3. On-Disk Cache Management
SpinelDB automatically manages the lifecycle of these on-disk files through two dedicated background tasks:
-
Garbage Collection (
OnDiskCacheGCTask): This task periodically scans the cache directory and the manifest file (spineldb-cache.manifest). It is responsible for:- Removing files that have been explicitly marked for deletion (
PendingDeletestatus in the manifest) when their associated in-memory cache entry is removed (due to TTL expiration,DEL,CACHE.PURGE, orCACHE.PURGETAG). - Cleaning up any orphaned files that might have been left behind from an unclean shutdown or a failed write operation (
Pendingstatus in the manifest).
- Removing files that have been explicitly marked for deletion (
-
Eviction (
OnDiskCacheEvictionTask): This task enforces themax_disk_sizelimit. It periodically checks the total size of the committed cache files on disk. If themax_disk_sizeis exceeded, it will:- Identify the oldest files (based on their timestamp in the manifest).
- Mark these files as
PendingDeletein the manifest until the total disk usage falls below the configured limit. The actual file deletion is then handled by the Garbage Collection task.

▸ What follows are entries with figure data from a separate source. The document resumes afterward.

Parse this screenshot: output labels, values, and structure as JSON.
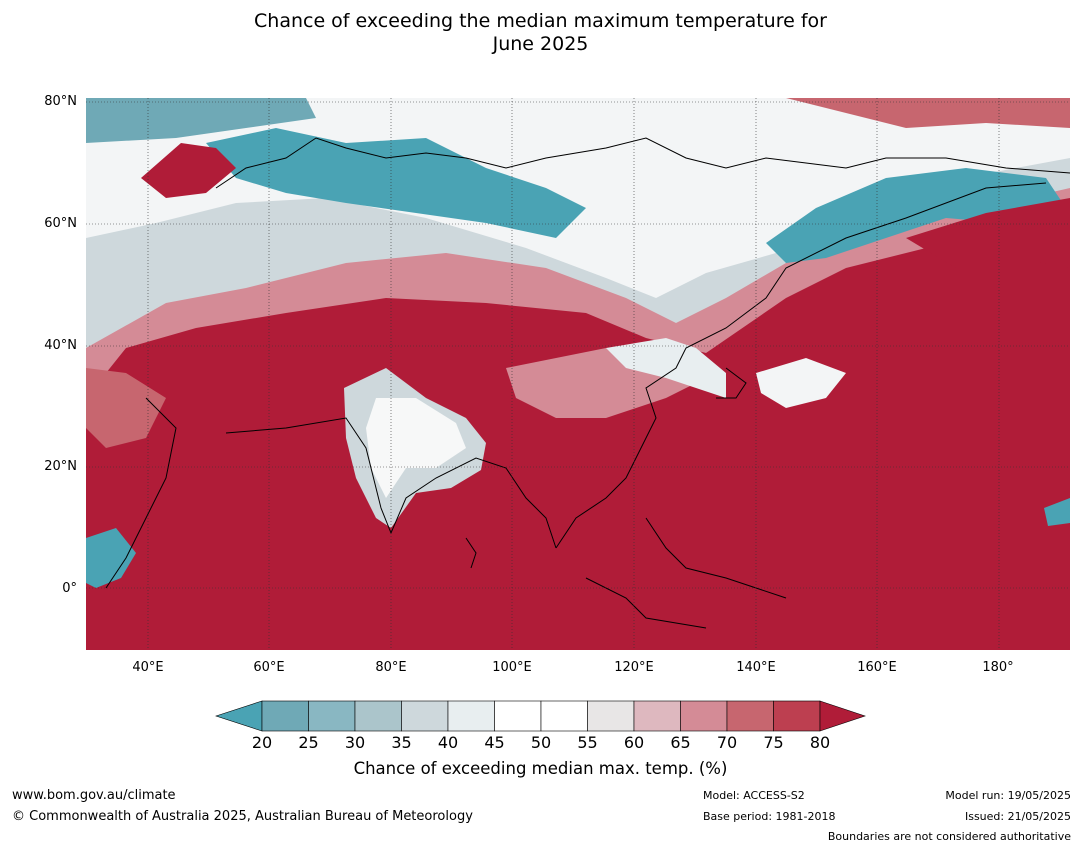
{
  "title_line1": "Chance of exceeding the median maximum temperature for",
  "title_line2": "June 2025",
  "lat_labels": [
    "80°N",
    "60°N",
    "40°N",
    "20°N",
    "0°"
  ],
  "lon_labels": [
    "40°E",
    "60°E",
    "80°E",
    "100°E",
    "120°E",
    "140°E",
    "160°E",
    "180°"
  ],
  "colorbar": {
    "ticks": [
      "20",
      "25",
      "30",
      "35",
      "40",
      "45",
      "50",
      "55",
      "60",
      "65",
      "70",
      "75",
      "80"
    ],
    "colors": [
      "#4aa3b4",
      "#6fa9b6",
      "#89b7c2",
      "#abc5cb",
      "#ced8dc",
      "#e8eef0",
      "#ffffff",
      "#ffffff",
      "#e8e6e6",
      "#deb8bf",
      "#d48b96",
      "#c7666f",
      "#bd3f50",
      "#b01c38"
    ],
    "label": "Chance of exceeding median max. temp. (%)"
  },
  "footer": {
    "url": "www.bom.gov.au/climate",
    "copyright": "© Commonwealth of Australia 2025, Australian Bureau of Meteorology",
    "model": "Model: ACCESS-S2",
    "base_period": "Base period: 1981-2018",
    "model_run": "Model run: 19/05/2025",
    "issued": "Issued: 21/05/2025",
    "disclaimer": "Boundaries are not considered authoritative"
  }
}
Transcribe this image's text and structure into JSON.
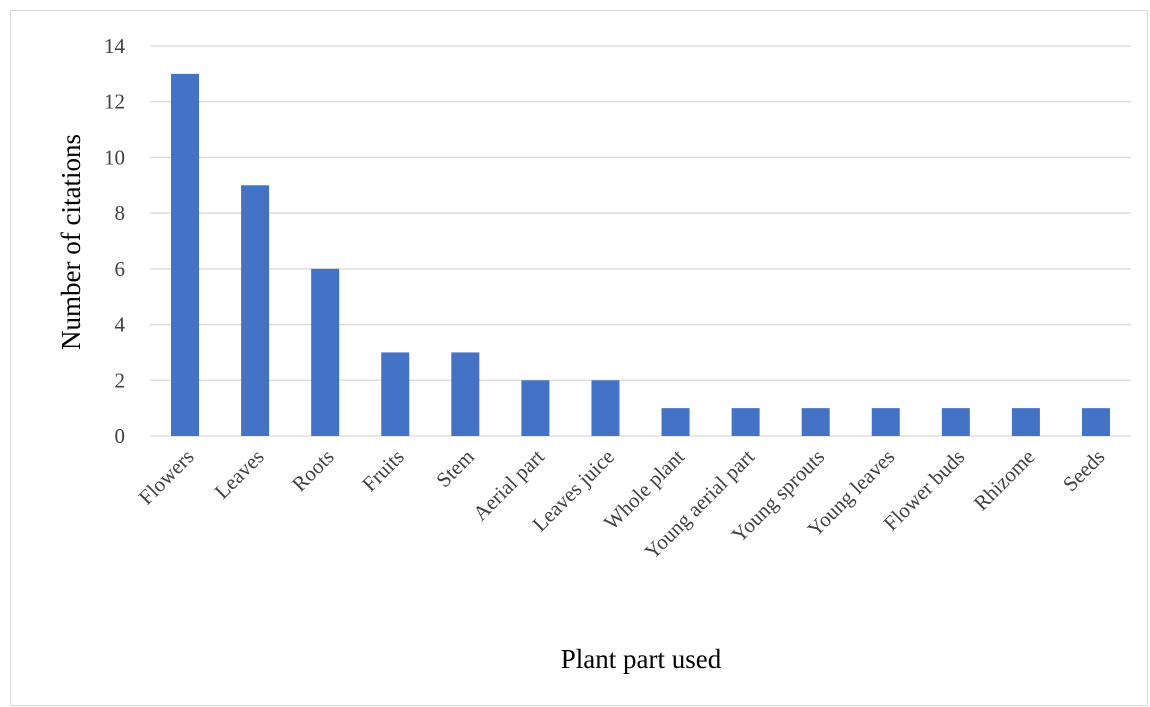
{
  "chart_data": {
    "type": "bar",
    "title": "",
    "xlabel": "Plant part used",
    "ylabel": "Number of citations",
    "categories": [
      "Flowers",
      "Leaves",
      "Roots",
      "Fruits",
      "Stem",
      "Aerial part",
      "Leaves juice",
      "Whole plant",
      "Young aerial part",
      "Young sprouts",
      "Young leaves",
      "Flower buds",
      "Rhizome",
      "Seeds"
    ],
    "values": [
      13,
      9,
      6,
      3,
      3,
      2,
      2,
      1,
      1,
      1,
      1,
      1,
      1,
      1
    ],
    "ylim": [
      0,
      14
    ],
    "yticks": [
      0,
      2,
      4,
      6,
      8,
      10,
      12,
      14
    ],
    "grid": true,
    "legend": "none",
    "bar_color": "#4472C4"
  }
}
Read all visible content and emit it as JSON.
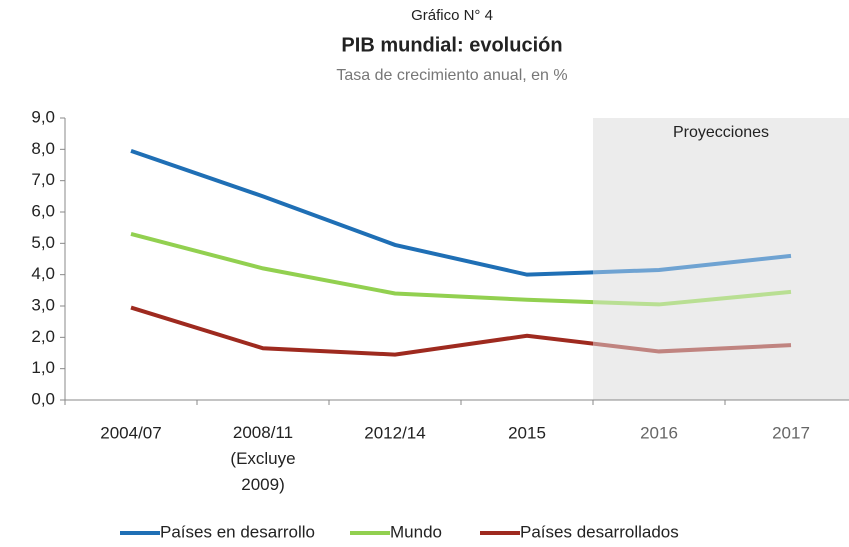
{
  "chart_data": {
    "type": "line",
    "supertitle": "Gráfico N° 4",
    "title": "PIB mundial: evolución",
    "subtitle": "Tasa de crecimiento anual, en %",
    "annotation": "Proyecciones",
    "shaded_from": "2016",
    "categories": [
      "2004/07",
      "2008/11 (Excluye 2009)",
      "2012/14",
      "2015",
      "2016",
      "2017"
    ],
    "series": [
      {
        "name": "Países en desarrollo",
        "color": "#1f6fb5",
        "shaded_color": "#6fa3d2",
        "values": [
          7.95,
          6.5,
          4.95,
          4.0,
          4.15,
          4.6
        ]
      },
      {
        "name": "Mundo",
        "color": "#92d050",
        "shaded_color": "#b9df93",
        "values": [
          5.3,
          4.2,
          3.4,
          3.2,
          3.05,
          3.45
        ]
      },
      {
        "name": "Países desarrollados",
        "color": "#9e2a1f",
        "shaded_color": "#c08480",
        "values": [
          2.95,
          1.65,
          1.45,
          2.05,
          1.55,
          1.75
        ]
      }
    ],
    "ylim": [
      0,
      9
    ],
    "yticks": [
      {
        "value": 0,
        "label": "0,0"
      },
      {
        "value": 1,
        "label": "1,0"
      },
      {
        "value": 2,
        "label": "2,0"
      },
      {
        "value": 3,
        "label": "3,0"
      },
      {
        "value": 4,
        "label": "4,0"
      },
      {
        "value": 5,
        "label": "5,0"
      },
      {
        "value": 6,
        "label": "6,0"
      },
      {
        "value": 7,
        "label": "7,0"
      },
      {
        "value": 8,
        "label": "8,0"
      },
      {
        "value": 9,
        "label": "9,0"
      }
    ],
    "legend": "bottom"
  }
}
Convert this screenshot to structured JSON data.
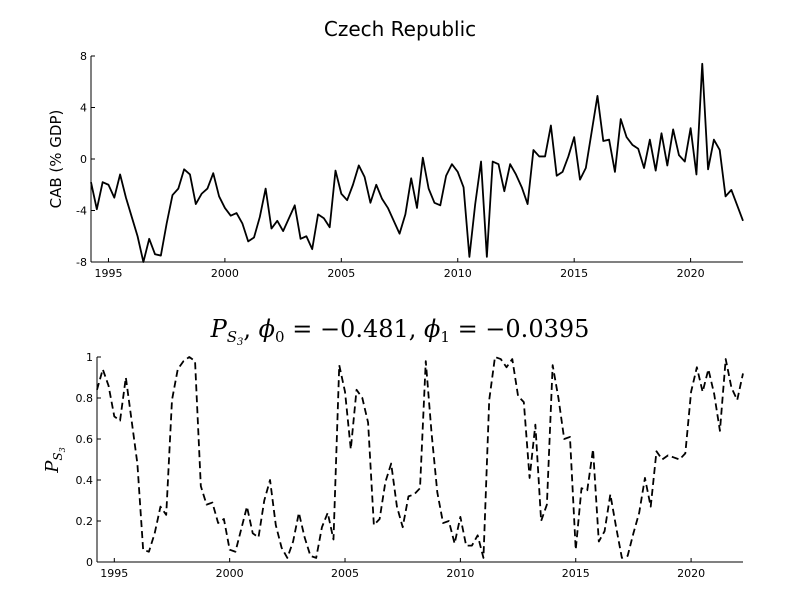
{
  "chart_data": [
    {
      "type": "line",
      "title": "Czech Republic",
      "ylabel": "CAB (% GDP)",
      "xlabel": "",
      "xlim": [
        1994.25,
        2022.25
      ],
      "ylim": [
        -8,
        8
      ],
      "xticks": [
        "1995",
        "2000",
        "2005",
        "2010",
        "2015",
        "2020"
      ],
      "yticks": [
        "-8",
        "-4",
        "0",
        "4",
        "8"
      ],
      "grid": false,
      "line_style": "solid",
      "color": "#000000",
      "series": [
        {
          "x": [
            1994.25,
            1994.5,
            1994.75,
            1995,
            1995.25,
            1995.5,
            1995.75,
            1996,
            1996.25,
            1996.5,
            1996.75,
            1997,
            1997.25,
            1997.5,
            1997.75,
            1998,
            1998.25,
            1998.5,
            1998.75,
            1999,
            1999.25,
            1999.5,
            1999.75,
            2000,
            2000.25,
            2000.5,
            2000.75,
            2001,
            2001.25,
            2001.5,
            2001.75,
            2002,
            2002.25,
            2002.5,
            2002.75,
            2003,
            2003.25,
            2003.5,
            2003.75,
            2004,
            2004.25,
            2004.5,
            2004.75,
            2005,
            2005.25,
            2005.5,
            2005.75,
            2006,
            2006.25,
            2006.5,
            2006.75,
            2007,
            2007.25,
            2007.5,
            2007.75,
            2008,
            2008.25,
            2008.5,
            2008.75,
            2009,
            2009.25,
            2009.5,
            2009.75,
            2010,
            2010.25,
            2010.5,
            2010.75,
            2011,
            2011.25,
            2011.5,
            2011.75,
            2012,
            2012.25,
            2012.5,
            2012.75,
            2013,
            2013.25,
            2013.5,
            2013.75,
            2014,
            2014.25,
            2014.5,
            2014.75,
            2015,
            2015.25,
            2015.5,
            2015.75,
            2016,
            2016.25,
            2016.5,
            2016.75,
            2017,
            2017.25,
            2017.5,
            2017.75,
            2018,
            2018.25,
            2018.5,
            2018.75,
            2019,
            2019.25,
            2019.5,
            2019.75,
            2020,
            2020.25,
            2020.5,
            2020.75,
            2021,
            2021.25,
            2021.5,
            2021.75,
            2022,
            2022.25
          ],
          "y": [
            -1.8,
            -3.9,
            -1.8,
            -2.0,
            -3.0,
            -1.2,
            -3.0,
            -4.5,
            -6.0,
            -8.0,
            -6.2,
            -7.4,
            -7.5,
            -5.0,
            -2.8,
            -2.3,
            -0.8,
            -1.2,
            -3.5,
            -2.7,
            -2.3,
            -1.1,
            -2.9,
            -3.8,
            -4.4,
            -4.2,
            -5.0,
            -6.4,
            -6.1,
            -4.5,
            -2.3,
            -5.4,
            -4.8,
            -5.6,
            -4.6,
            -3.6,
            -6.2,
            -6.0,
            -7.0,
            -4.3,
            -4.6,
            -5.3,
            -0.9,
            -2.7,
            -3.2,
            -2.0,
            -0.5,
            -1.4,
            -3.4,
            -2.0,
            -3.1,
            -3.8,
            -4.8,
            -5.8,
            -4.3,
            -1.5,
            -3.8,
            0.1,
            -2.3,
            -3.4,
            -3.6,
            -1.3,
            -0.4,
            -1.0,
            -2.2,
            -7.6,
            -3.5,
            -0.2,
            -7.6,
            -0.2,
            -0.4,
            -2.5,
            -0.4,
            -1.2,
            -2.2,
            -3.5,
            0.7,
            0.2,
            0.2,
            2.6,
            -1.3,
            -1.0,
            0.2,
            1.7,
            -1.6,
            -0.7,
            2.1,
            4.9,
            1.4,
            1.5,
            -1.0,
            3.1,
            1.7,
            1.1,
            0.8,
            -0.7,
            1.5,
            -0.9,
            2.0,
            -0.5,
            2.3,
            0.3,
            -0.2,
            2.4,
            -1.2,
            7.4,
            -0.8,
            1.5,
            0.7,
            -2.9,
            -2.4,
            -3.6,
            -4.8
          ]
        }
      ]
    },
    {
      "type": "line",
      "title": "P_{S_3}, φ0 = −0.481, φ1 = −0.0395",
      "title_parts": {
        "P": "P",
        "S": "S",
        "sub3": "3",
        "comma1": ", ",
        "phi0": "ϕ",
        "sub0": "0",
        "eq0": " = −0.481, ",
        "phi1": "ϕ",
        "sub1": "1",
        "eq1": " = −0.0395"
      },
      "ylabel": "P_{S_3}",
      "ylabel_parts": {
        "P": "P",
        "S": "S",
        "sub3": "3"
      },
      "xlabel": "",
      "xlim": [
        1994.25,
        2022.25
      ],
      "ylim": [
        0,
        1
      ],
      "xticks": [
        "1995",
        "2000",
        "2005",
        "2010",
        "2015",
        "2020"
      ],
      "yticks": [
        "0",
        "0.2",
        "0.4",
        "0.6",
        "0.8",
        "1"
      ],
      "grid": false,
      "line_style": "dashed",
      "color": "#000000",
      "series": [
        {
          "x": [
            1994.25,
            1994.5,
            1994.75,
            1995,
            1995.25,
            1995.5,
            1995.75,
            1996,
            1996.25,
            1996.5,
            1996.75,
            1997,
            1997.25,
            1997.5,
            1997.75,
            1998,
            1998.25,
            1998.5,
            1998.75,
            1999,
            1999.25,
            1999.5,
            1999.75,
            2000,
            2000.25,
            2000.5,
            2000.75,
            2001,
            2001.25,
            2001.5,
            2001.75,
            2002,
            2002.25,
            2002.5,
            2002.75,
            2003,
            2003.25,
            2003.5,
            2003.75,
            2004,
            2004.25,
            2004.5,
            2004.75,
            2005,
            2005.25,
            2005.5,
            2005.75,
            2006,
            2006.25,
            2006.5,
            2006.75,
            2007,
            2007.25,
            2007.5,
            2007.75,
            2008,
            2008.25,
            2008.5,
            2008.75,
            2009,
            2009.25,
            2009.5,
            2009.75,
            2010,
            2010.25,
            2010.5,
            2010.75,
            2011,
            2011.25,
            2011.5,
            2011.75,
            2012,
            2012.25,
            2012.5,
            2012.75,
            2013,
            2013.25,
            2013.5,
            2013.75,
            2014,
            2014.25,
            2014.5,
            2014.75,
            2015,
            2015.25,
            2015.5,
            2015.75,
            2016,
            2016.25,
            2016.5,
            2016.75,
            2017,
            2017.25,
            2017.5,
            2017.75,
            2018,
            2018.25,
            2018.5,
            2018.75,
            2019,
            2019.25,
            2019.5,
            2019.75,
            2020,
            2020.25,
            2020.5,
            2020.75,
            2021,
            2021.25,
            2021.5,
            2021.75,
            2022,
            2022.25
          ],
          "y": [
            0.84,
            0.94,
            0.86,
            0.71,
            0.69,
            0.9,
            0.69,
            0.48,
            0.06,
            0.05,
            0.14,
            0.27,
            0.23,
            0.79,
            0.94,
            0.98,
            1.0,
            0.98,
            0.37,
            0.28,
            0.29,
            0.19,
            0.21,
            0.06,
            0.05,
            0.16,
            0.27,
            0.14,
            0.12,
            0.3,
            0.4,
            0.18,
            0.07,
            0.02,
            0.1,
            0.24,
            0.12,
            0.03,
            0.02,
            0.17,
            0.24,
            0.11,
            0.96,
            0.83,
            0.55,
            0.84,
            0.8,
            0.68,
            0.18,
            0.21,
            0.39,
            0.48,
            0.27,
            0.17,
            0.32,
            0.33,
            0.36,
            0.98,
            0.63,
            0.34,
            0.19,
            0.2,
            0.09,
            0.22,
            0.08,
            0.08,
            0.13,
            0.02,
            0.79,
            1.0,
            0.99,
            0.95,
            0.99,
            0.81,
            0.78,
            0.41,
            0.67,
            0.2,
            0.28,
            0.96,
            0.8,
            0.6,
            0.61,
            0.06,
            0.36,
            0.35,
            0.55,
            0.1,
            0.15,
            0.33,
            0.17,
            0.02,
            0.03,
            0.14,
            0.24,
            0.41,
            0.27,
            0.54,
            0.5,
            0.52,
            0.51,
            0.5,
            0.53,
            0.83,
            0.95,
            0.83,
            0.94,
            0.82,
            0.64,
            0.99,
            0.85,
            0.79,
            0.92
          ]
        }
      ]
    }
  ]
}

This two-tiered approach ensures your disk usage doesn't grow indefinitely and that files are cleaned up efficiently.
Benefits of Hybrid Caching
- Vastly Increased Cache Capacity: Your cache is no longer limited by RAM but by available disk space, which is typically much cheaper and more plentiful.
- Improved Memory Stability: Prevents large, infrequent requests from evicting many small, frequently used items, leading to a more stable cache hit ratio.
- Reduced Memory Fragmentation: Offloading large allocations to the filesystem can help reduce memory fragmentation in the main server process over time.
This hybrid approach makes SpinelDB an exceptionally powerful and memory-efficient caching solution for a wide range of content types.